Adam yang pertama hidup atas hasil dari tindakan keberdosaannya lewat kelahiran fisik – kelemahan, dosa dan kematian. Adam yang kedua hidup atas hasil pengalaman-Nya yang tanpa dosa lewat kelahiran rohani – mengambil bagian alamiah keilahian, menang, dan hidup kekal. Semua akibat kegagalan Adam yang pertama secara utuh dinetralkan oleh Adam yang kedua. Tolong jangan lewatkan poin bahwa seseorang dapat bergabung dengan keluarga yang baru lewat sebuah kelahiran rohani.
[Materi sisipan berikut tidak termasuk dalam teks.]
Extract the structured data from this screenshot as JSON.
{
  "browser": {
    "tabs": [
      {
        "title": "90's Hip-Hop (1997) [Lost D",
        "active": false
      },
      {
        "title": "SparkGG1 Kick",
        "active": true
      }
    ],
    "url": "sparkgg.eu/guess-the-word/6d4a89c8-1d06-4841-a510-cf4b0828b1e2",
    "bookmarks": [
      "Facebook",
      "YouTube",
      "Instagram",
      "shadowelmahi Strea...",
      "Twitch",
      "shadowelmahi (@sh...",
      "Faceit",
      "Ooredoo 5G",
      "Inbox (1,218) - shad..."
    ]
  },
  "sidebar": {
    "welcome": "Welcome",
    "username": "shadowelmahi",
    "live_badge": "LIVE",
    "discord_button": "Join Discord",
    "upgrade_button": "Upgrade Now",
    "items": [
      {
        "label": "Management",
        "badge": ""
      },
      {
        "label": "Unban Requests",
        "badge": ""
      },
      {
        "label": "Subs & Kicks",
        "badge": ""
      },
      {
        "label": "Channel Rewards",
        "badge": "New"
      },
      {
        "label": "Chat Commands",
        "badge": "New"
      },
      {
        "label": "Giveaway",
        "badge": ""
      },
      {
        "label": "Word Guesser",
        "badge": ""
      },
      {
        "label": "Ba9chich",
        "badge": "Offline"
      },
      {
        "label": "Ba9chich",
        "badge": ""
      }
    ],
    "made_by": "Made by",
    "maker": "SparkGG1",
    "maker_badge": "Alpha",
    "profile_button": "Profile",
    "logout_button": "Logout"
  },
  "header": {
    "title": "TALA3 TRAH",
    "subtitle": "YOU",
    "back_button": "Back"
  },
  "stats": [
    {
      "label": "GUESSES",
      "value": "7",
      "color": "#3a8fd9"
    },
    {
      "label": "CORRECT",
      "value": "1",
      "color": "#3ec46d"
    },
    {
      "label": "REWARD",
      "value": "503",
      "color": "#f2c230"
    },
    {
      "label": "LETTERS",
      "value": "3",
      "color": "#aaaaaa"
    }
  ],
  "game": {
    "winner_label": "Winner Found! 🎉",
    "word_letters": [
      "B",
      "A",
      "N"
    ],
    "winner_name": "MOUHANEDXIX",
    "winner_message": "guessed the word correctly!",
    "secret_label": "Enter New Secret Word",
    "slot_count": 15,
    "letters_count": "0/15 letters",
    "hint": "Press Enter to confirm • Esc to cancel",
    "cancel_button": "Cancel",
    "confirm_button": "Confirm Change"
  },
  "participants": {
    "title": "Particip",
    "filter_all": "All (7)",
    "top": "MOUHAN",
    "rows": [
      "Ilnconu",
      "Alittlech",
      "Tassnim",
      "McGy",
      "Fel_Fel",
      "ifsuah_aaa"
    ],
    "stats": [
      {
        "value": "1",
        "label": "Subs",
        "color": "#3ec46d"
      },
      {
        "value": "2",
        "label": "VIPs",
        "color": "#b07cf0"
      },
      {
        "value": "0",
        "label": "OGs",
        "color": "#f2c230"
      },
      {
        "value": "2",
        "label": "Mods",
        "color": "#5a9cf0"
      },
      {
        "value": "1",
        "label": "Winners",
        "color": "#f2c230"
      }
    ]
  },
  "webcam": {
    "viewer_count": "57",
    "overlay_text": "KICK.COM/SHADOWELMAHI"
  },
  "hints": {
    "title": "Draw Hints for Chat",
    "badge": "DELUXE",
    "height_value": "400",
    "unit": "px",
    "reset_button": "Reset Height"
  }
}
Lewat iman dalam Kristus sebuah ciptaan yang baru terjadi, mengangkat manusia keluar dari ketidakberdayaan, status fana keluarga Adam. “Jadi siapa yang ada di dalam Kristus, ia adalah ciptaan baru: yang lama sudah berlalu, sesungguhnya yang baru sudah datang.”

Perubahan keluarga adalah salah satu berkat yang jarang dipahami dalam pengalaman Kekristenan. Itu bukan sebuah teori atau transaksi mistis tanpa hasil praktis. Seperti halnya transformasi alam adalah nyata secara dramatis, demikian juga hak istimewa menjadi anggota keluarga yang baru juga nyata. Salah satu hal terberat bagi orang Kristen yang baru dilahirkan adalah untuk menerima perubahan penuh posisi, otoritas, dan kepemilikan di bawah peraturan keluarga yang baru. Mereka sekarang berhak atas semua kekayaan dan keunggulan menjadi anak-anak Tuhan.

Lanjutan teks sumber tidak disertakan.